Forest personnel from Pathalipam Forest Beat and Tariyani Forest Beat spots timber smugglers at the Assam-Arunachal Pradesh border resulting in an exchange of firing.
Assam forest personnel retaliates without any delay
On Tuesday, forest personnel from Pathalipam Forest Beat and Tariyani Forest Beat spotted an elephant carrying timber logs along with some suspected timber smugglers during the afternoon.
According to sources, the suspected timber smugglers with the elephant were spotted in the No. 2 Ghagar areas under Dullung Reserve Forest near the inter-state border between Assam and Arunachal Pradesh.
Sources inform that a team of Assam’s forest personnel asked the illegal timber smugglers to stop. However, instead of responding to the forest personnel, they started firing while targetting the forest team.

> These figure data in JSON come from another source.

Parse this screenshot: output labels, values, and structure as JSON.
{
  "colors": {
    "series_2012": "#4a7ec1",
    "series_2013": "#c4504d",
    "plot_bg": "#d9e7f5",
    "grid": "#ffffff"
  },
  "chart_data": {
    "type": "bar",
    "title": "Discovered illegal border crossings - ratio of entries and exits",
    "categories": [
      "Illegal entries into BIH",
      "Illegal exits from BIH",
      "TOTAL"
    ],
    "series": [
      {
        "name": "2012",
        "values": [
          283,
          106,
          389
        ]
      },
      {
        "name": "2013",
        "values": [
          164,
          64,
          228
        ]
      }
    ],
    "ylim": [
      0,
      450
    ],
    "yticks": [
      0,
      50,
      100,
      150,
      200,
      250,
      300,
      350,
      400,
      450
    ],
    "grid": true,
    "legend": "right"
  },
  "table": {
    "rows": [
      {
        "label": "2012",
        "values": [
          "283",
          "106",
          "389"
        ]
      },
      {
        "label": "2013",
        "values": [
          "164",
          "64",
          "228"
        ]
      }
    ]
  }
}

When the guards challenged them, four of them fired and managed to flee.
Therefore, without further ado, the Assam forest personnel also fired back without any delay.

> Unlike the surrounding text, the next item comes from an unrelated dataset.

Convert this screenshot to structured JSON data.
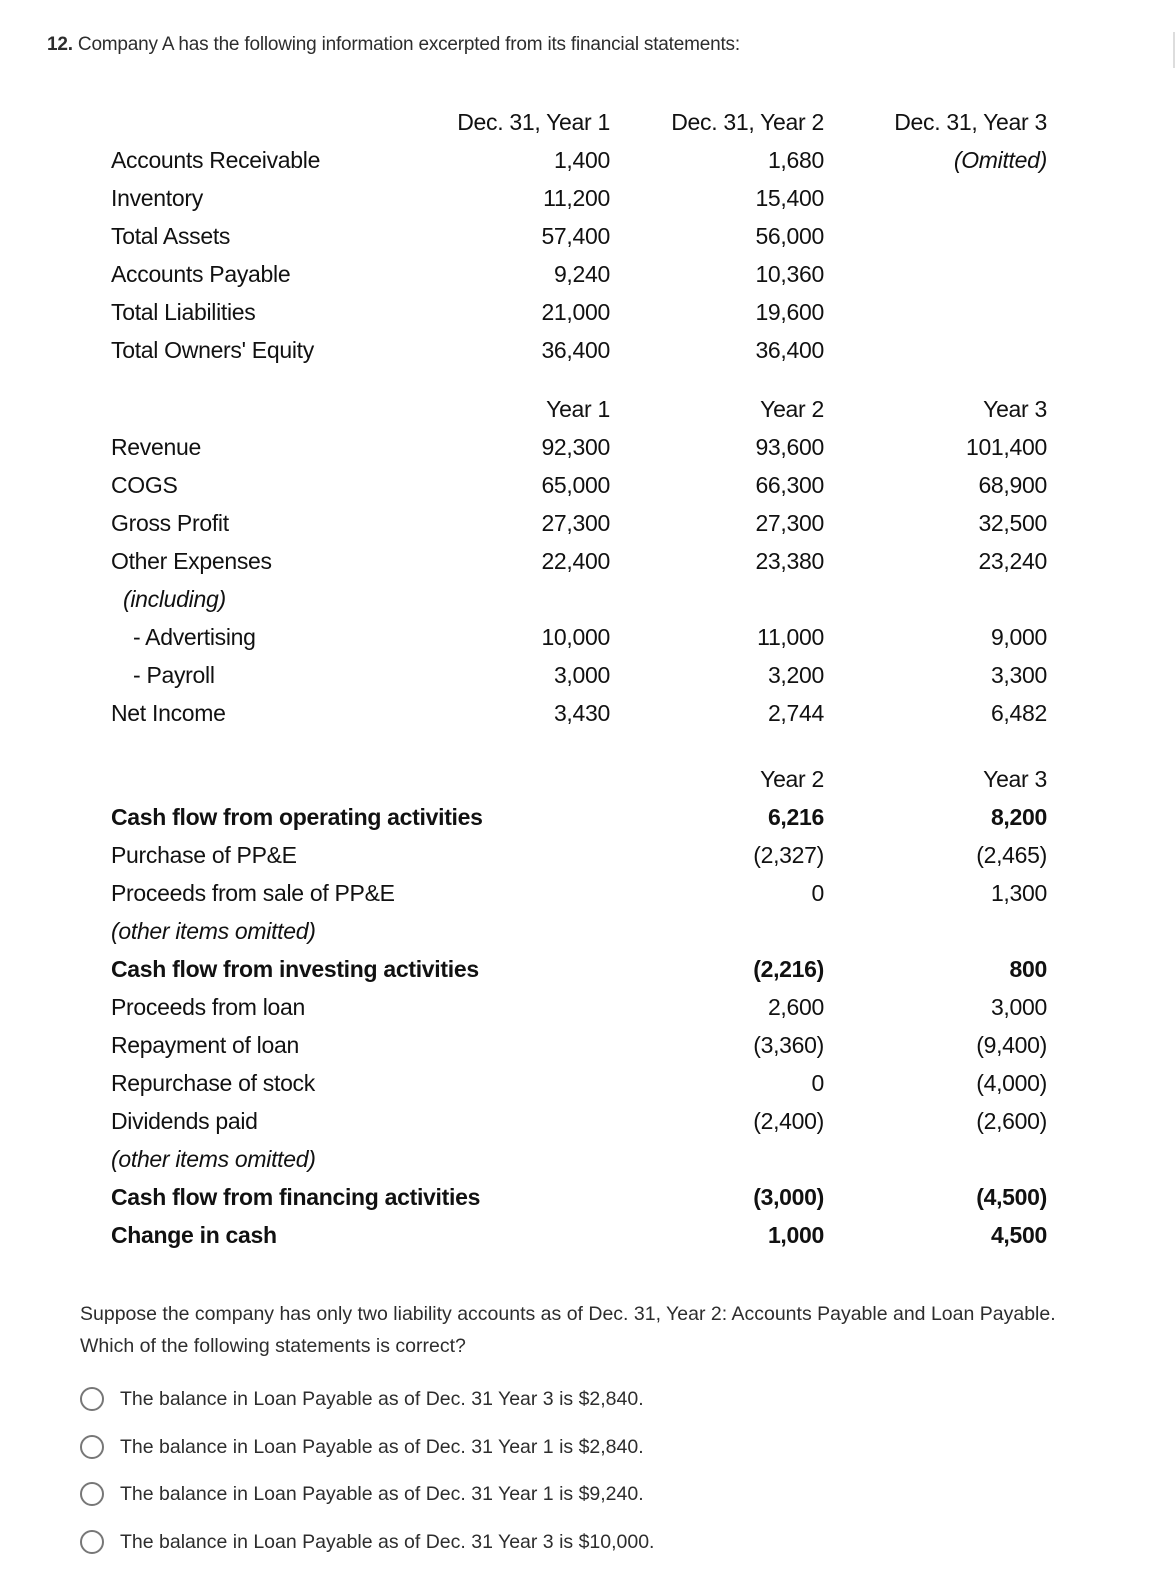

Timber smugglers manage to sneak out during the chaos
According to sources, the timber smugglers managed to sneak into the Arunachal Pradesh side of the inter-state border by taking cover of the dense jungle leaving the elephant and three mahouts on the spot.
At the moment, the Lakhimpur forest department detains the elephants along with three mahouts.
Moreover, the mahouts have been identified as 30-year-old Bikash Gogoi, 37-year-old Kuheshwar Gogoi, and 48-year-old Raju Das.
Concerns regarding illegal transportation of timber
Massive felling of trees has been going on continuously inside the Dullung Reserve Forest, located along the Assam-Arunachal inter-state border in the Lakhimpur district.
Allegedly, timber logs in large numbers have been transported illegally to the neighboring state from this reserve forest.
According to the Indian Forest Act, 1927 to include the provision of booking timber smugglers under the stringent Public Safety Act (PSA) — the law allows detention of individuals without trial for up to two years.
In conclusion, the Indian Forest Act of 1927, the country’s guiding forestry legislation, sought to consolidate and preserve areas with forest cover or significant wildlife, to regulate movement and transit of forest produce, and to levy duties on timber and other forests produce.